Oakdale Irrigation District directors will discuss options for selling water to out-of-county agencies Tuesday morning during a closed-door session.
OID will discuss the “price and terms” of water sales to the Westlands Water District, Stockton East Water District and “federal and state water contractors.”
How much water OID will have available to sell isn’t known, said General Manager Steve Knell. The feds will give the district a forecast in February based on the Sierra snowpack, he said.
Because of the drought, OID’s public discussions this year primarily have focused on its water conservation efforts, the possibility of having to furlough land to reduce irrigation demand next year and the need for increased groundwater pumping.

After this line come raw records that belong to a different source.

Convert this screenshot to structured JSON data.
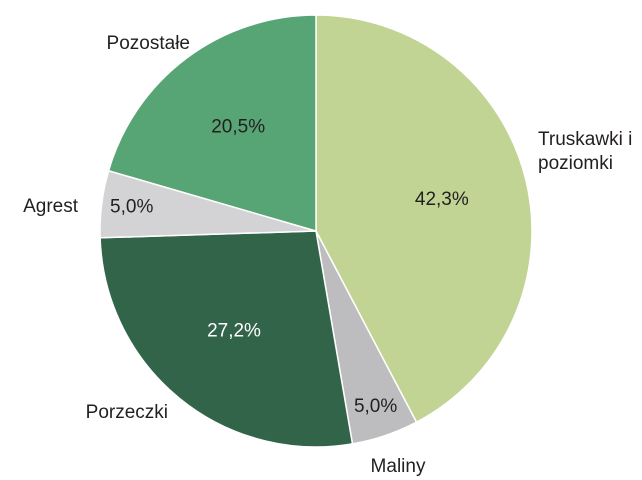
{
  "chart_data": {
    "type": "pie",
    "categories": [
      "Truskawki i poziomki",
      "Maliny",
      "Porzeczki",
      "Agrest",
      "Pozostałe"
    ],
    "values": [
      42.3,
      5.0,
      27.2,
      5.0,
      20.5
    ],
    "value_labels": [
      "42,3%",
      "5,0%",
      "27,2%",
      "5,0%",
      "20,5%"
    ],
    "colors": [
      "#c2d494",
      "#bdbdbf",
      "#32644a",
      "#d3d3d5",
      "#57a475"
    ]
  }
}
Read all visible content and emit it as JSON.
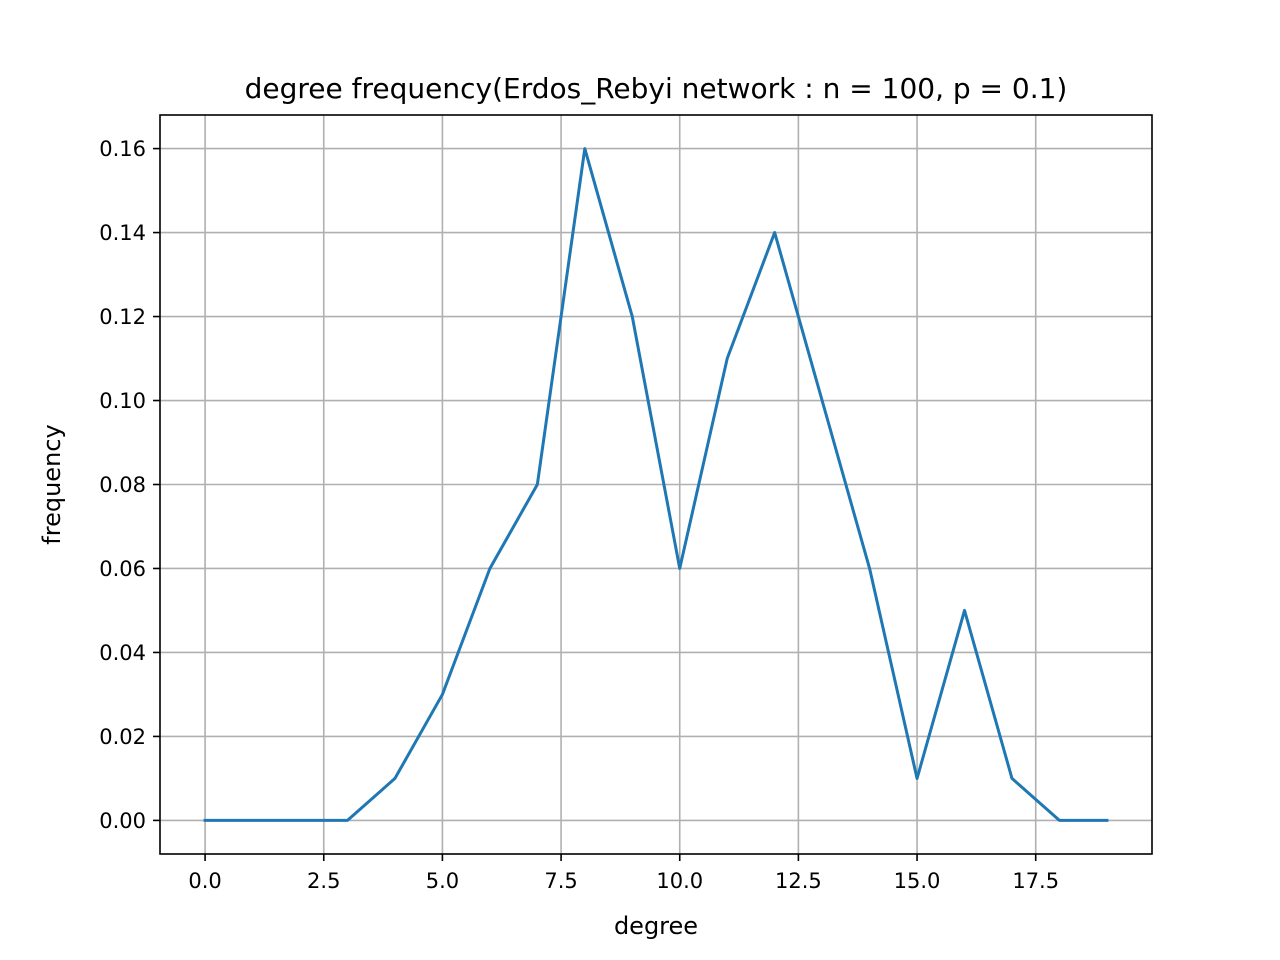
{
  "chart_data": {
    "type": "line",
    "title": "degree frequency(Erdos_Rebyi network : n = 100, p = 0.1)",
    "xlabel": "degree",
    "ylabel": "frequency",
    "xlim": [
      -0.95,
      19.95
    ],
    "ylim": [
      -0.008,
      0.168
    ],
    "xticks": [
      0.0,
      2.5,
      5.0,
      7.5,
      10.0,
      12.5,
      15.0,
      17.5
    ],
    "xtick_labels": [
      "0.0",
      "2.5",
      "5.0",
      "7.5",
      "10.0",
      "12.5",
      "15.0",
      "17.5"
    ],
    "yticks": [
      0.0,
      0.02,
      0.04,
      0.06,
      0.08,
      0.1,
      0.12,
      0.14,
      0.16
    ],
    "ytick_labels": [
      "0.00",
      "0.02",
      "0.04",
      "0.06",
      "0.08",
      "0.10",
      "0.12",
      "0.14",
      "0.16"
    ],
    "grid": true,
    "series": [
      {
        "color": "#1f77b4",
        "x": [
          0,
          1,
          2,
          3,
          4,
          5,
          6,
          7,
          8,
          9,
          10,
          11,
          12,
          13,
          14,
          15,
          16,
          17,
          18,
          19
        ],
        "y": [
          0.0,
          0.0,
          0.0,
          0.0,
          0.01,
          0.03,
          0.06,
          0.08,
          0.16,
          0.12,
          0.06,
          0.11,
          0.14,
          0.1,
          0.06,
          0.01,
          0.05,
          0.01,
          0.0,
          0.0
        ]
      }
    ]
  }
}
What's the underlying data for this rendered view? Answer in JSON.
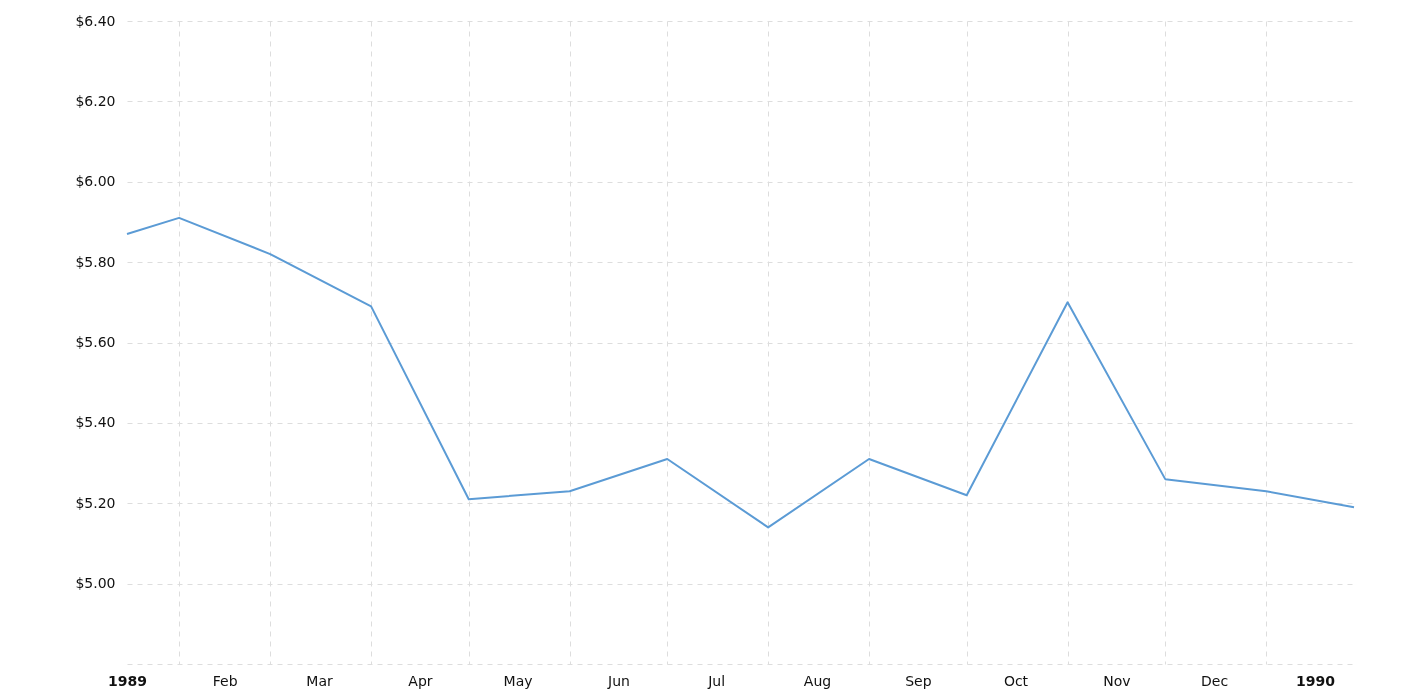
{
  "chart_data": {
    "type": "line",
    "x": [
      "1989-01-16",
      "1989-02-01",
      "1989-03-01",
      "1989-04-01",
      "1989-05-01",
      "1989-06-01",
      "1989-07-01",
      "1989-08-01",
      "1989-09-01",
      "1989-10-01",
      "1989-11-01",
      "1989-12-01",
      "1990-01-01",
      "1990-01-28"
    ],
    "series": [
      {
        "color": "#5b9bd5",
        "values": [
          5.87,
          5.91,
          5.82,
          5.69,
          5.21,
          5.23,
          5.31,
          5.14,
          5.31,
          5.22,
          5.7,
          5.26,
          5.23,
          5.19
        ]
      }
    ],
    "xlim": [
      "1989-01-16",
      "1990-01-28"
    ],
    "xticks": [
      {
        "value": "1989-01-16",
        "label": "1989"
      },
      {
        "value": "1989-02-01",
        "label": null
      },
      {
        "value": "1989-02-15",
        "label": "Feb"
      },
      {
        "value": "1989-03-01",
        "label": null
      },
      {
        "value": "1989-03-16",
        "label": "Mar"
      },
      {
        "value": "1989-04-01",
        "label": null
      },
      {
        "value": "1989-04-16",
        "label": "Apr"
      },
      {
        "value": "1989-05-01",
        "label": null
      },
      {
        "value": "1989-05-16",
        "label": "May"
      },
      {
        "value": "1989-06-01",
        "label": null
      },
      {
        "value": "1989-06-16",
        "label": "Jun"
      },
      {
        "value": "1989-07-01",
        "label": null
      },
      {
        "value": "1989-07-16",
        "label": "Jul"
      },
      {
        "value": "1989-08-01",
        "label": null
      },
      {
        "value": "1989-08-16",
        "label": "Aug"
      },
      {
        "value": "1989-09-01",
        "label": null
      },
      {
        "value": "1989-09-16",
        "label": "Sep"
      },
      {
        "value": "1989-10-01",
        "label": null
      },
      {
        "value": "1989-10-16",
        "label": "Oct"
      },
      {
        "value": "1989-11-01",
        "label": null
      },
      {
        "value": "1989-11-16",
        "label": "Nov"
      },
      {
        "value": "1989-12-01",
        "label": null
      },
      {
        "value": "1989-12-16",
        "label": "Dec"
      },
      {
        "value": "1990-01-01",
        "label": null
      },
      {
        "value": "1990-01-16",
        "label": "1990"
      }
    ],
    "ylim": [
      4.8,
      6.4
    ],
    "yticks": [
      {
        "value": 4.8,
        "label": null
      },
      {
        "value": 5.0,
        "label": "$5.00"
      },
      {
        "value": 5.2,
        "label": "$5.20"
      },
      {
        "value": 5.4,
        "label": "$5.40"
      },
      {
        "value": 5.6,
        "label": "$5.60"
      },
      {
        "value": 5.8,
        "label": "$5.80"
      },
      {
        "value": 6.0,
        "label": "$6.00"
      },
      {
        "value": 6.2,
        "label": "$6.20"
      },
      {
        "value": 6.4,
        "label": "$6.40"
      }
    ],
    "grid": true,
    "line_style": "solid",
    "marker": "none"
  }
}
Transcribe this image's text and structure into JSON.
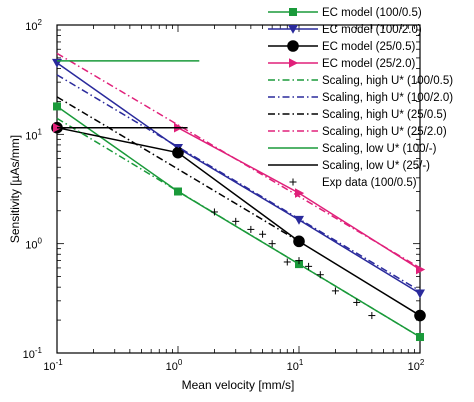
{
  "chart_data": {
    "type": "line",
    "x_scale": "log",
    "y_scale": "log",
    "xlabel": "Mean velocity [mm/s]",
    "ylabel": "Sensitivity [µAs/mm]",
    "xlim": [
      0.1,
      100
    ],
    "ylim": [
      0.1,
      100
    ],
    "x_ticks": [
      {
        "base": "10",
        "exp": "-1"
      },
      {
        "base": "10",
        "exp": "0"
      },
      {
        "base": "10",
        "exp": "1"
      },
      {
        "base": "10",
        "exp": "2"
      }
    ],
    "y_ticks": [
      {
        "base": "10",
        "exp": "-1"
      },
      {
        "base": "10",
        "exp": "0"
      },
      {
        "base": "10",
        "exp": "1"
      },
      {
        "base": "10",
        "exp": "2"
      }
    ],
    "legend_position": "top-right",
    "series": [
      {
        "name": "EC model (100/0.5)",
        "color": "#1a9a3a",
        "style": "solid",
        "marker": "square",
        "x": [
          0.1,
          1,
          10,
          100
        ],
        "y": [
          18,
          3.0,
          0.65,
          0.14
        ]
      },
      {
        "name": "EC model (100/2.0)",
        "color": "#2a2a9c",
        "style": "solid",
        "marker": "triangle-down",
        "x": [
          0.1,
          1,
          10,
          100
        ],
        "y": [
          45,
          7.5,
          1.65,
          0.35
        ]
      },
      {
        "name": "EC model (25/0.5)",
        "color": "#000000",
        "style": "solid",
        "marker": "circle",
        "x": [
          0.1,
          1,
          10,
          100
        ],
        "y": [
          11.5,
          6.8,
          1.05,
          0.22
        ]
      },
      {
        "name": "EC model (25/2.0)",
        "color": "#e0207a",
        "style": "solid",
        "marker": "triangle-right",
        "x": [
          0.1,
          1,
          10,
          100
        ],
        "y": [
          11.5,
          11.5,
          2.9,
          0.58
        ]
      },
      {
        "name": "Scaling, high U* (100/0.5)",
        "color": "#1a9a3a",
        "style": "dashdot",
        "marker": "none",
        "x": [
          0.1,
          100
        ],
        "y": [
          14,
          0.14
        ]
      },
      {
        "name": "Scaling, high U* (100/2.0)",
        "color": "#2a2a9c",
        "style": "dashdot",
        "marker": "none",
        "x": [
          0.1,
          100
        ],
        "y": [
          35,
          0.37
        ]
      },
      {
        "name": "Scaling, high U* (25/0.5)",
        "color": "#000000",
        "style": "dashdot",
        "marker": "none",
        "x": [
          0.1,
          10
        ],
        "y": [
          22,
          1.05
        ]
      },
      {
        "name": "Scaling, high U* (25/2.0)",
        "color": "#e0207a",
        "style": "dashdot",
        "marker": "none",
        "x": [
          0.1,
          100
        ],
        "y": [
          55,
          0.6
        ]
      },
      {
        "name": "Scaling, low U* (100/-)",
        "color": "#1a9a3a",
        "style": "solid",
        "marker": "none",
        "x": [
          0.1,
          1.5
        ],
        "y": [
          47,
          47
        ]
      },
      {
        "name": "Scaling, low U* (25/-)",
        "color": "#000000",
        "style": "solid",
        "marker": "none",
        "x": [
          0.1,
          1.2
        ],
        "y": [
          11.5,
          11.5
        ]
      },
      {
        "name": "Exp data (100/0.5)",
        "color": "#000000",
        "style": "none",
        "marker": "plus",
        "x": [
          2,
          3,
          4,
          5,
          6,
          8,
          10,
          12,
          15,
          20,
          30,
          40
        ],
        "y": [
          1.95,
          1.6,
          1.35,
          1.22,
          1.0,
          0.68,
          0.7,
          0.62,
          0.52,
          0.37,
          0.29,
          0.22
        ]
      }
    ]
  }
}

Numerous Stanislaus County farmers – such as those in the Paulsell Valley southeast of Oakdale – also have been asking to buy OID water, rather than continuing to pump groundwater. Negotiations between OID leaders and Paulsell farmers have been going on for months.
But there have been no public discussions about OID selling water to outside agencies since a proposal in January. That was when OID directors had scheduled private water sale negotiations with the Westlands Water District. That deal was scuttled after OID farmers and ranchers packed the boardroom to voice objections.
OID leadership in January considered a plan to fallow Oakdale pastures so the irrigation water saved could be sold to Fresno County’s Westlands district for something like $400 per acre-foot. After three years of drought, water prices have climbed much since then.
The OID is water rich compared with most California irrigation districts because of its century-old rights to Stanislaus River water and access to storage in New Melones Reservoir. OID also pumps groundwater, and this year doubled its normal pumping rate to about 17,000 acre-feet. As a result, OID this year didn’t have to use as much of its surface water. It now is storing that extra water in New Melones and its other reservoirs.
During the past decade, OID has sold 382,408 acre-feet of water outside its borders and collected more than $35.3million for it. Those sales have subsidized OID’s budget, enabling it to charge the district’s farmers among the lowest water rates in California.
Before any water sales can be finalized, state law requires OID to hold a public hearing.
OID’s closed-door talks will start after its regular public meeting. That meeting will start at 9 a.m. at OID headquarters, 1205 E. F St.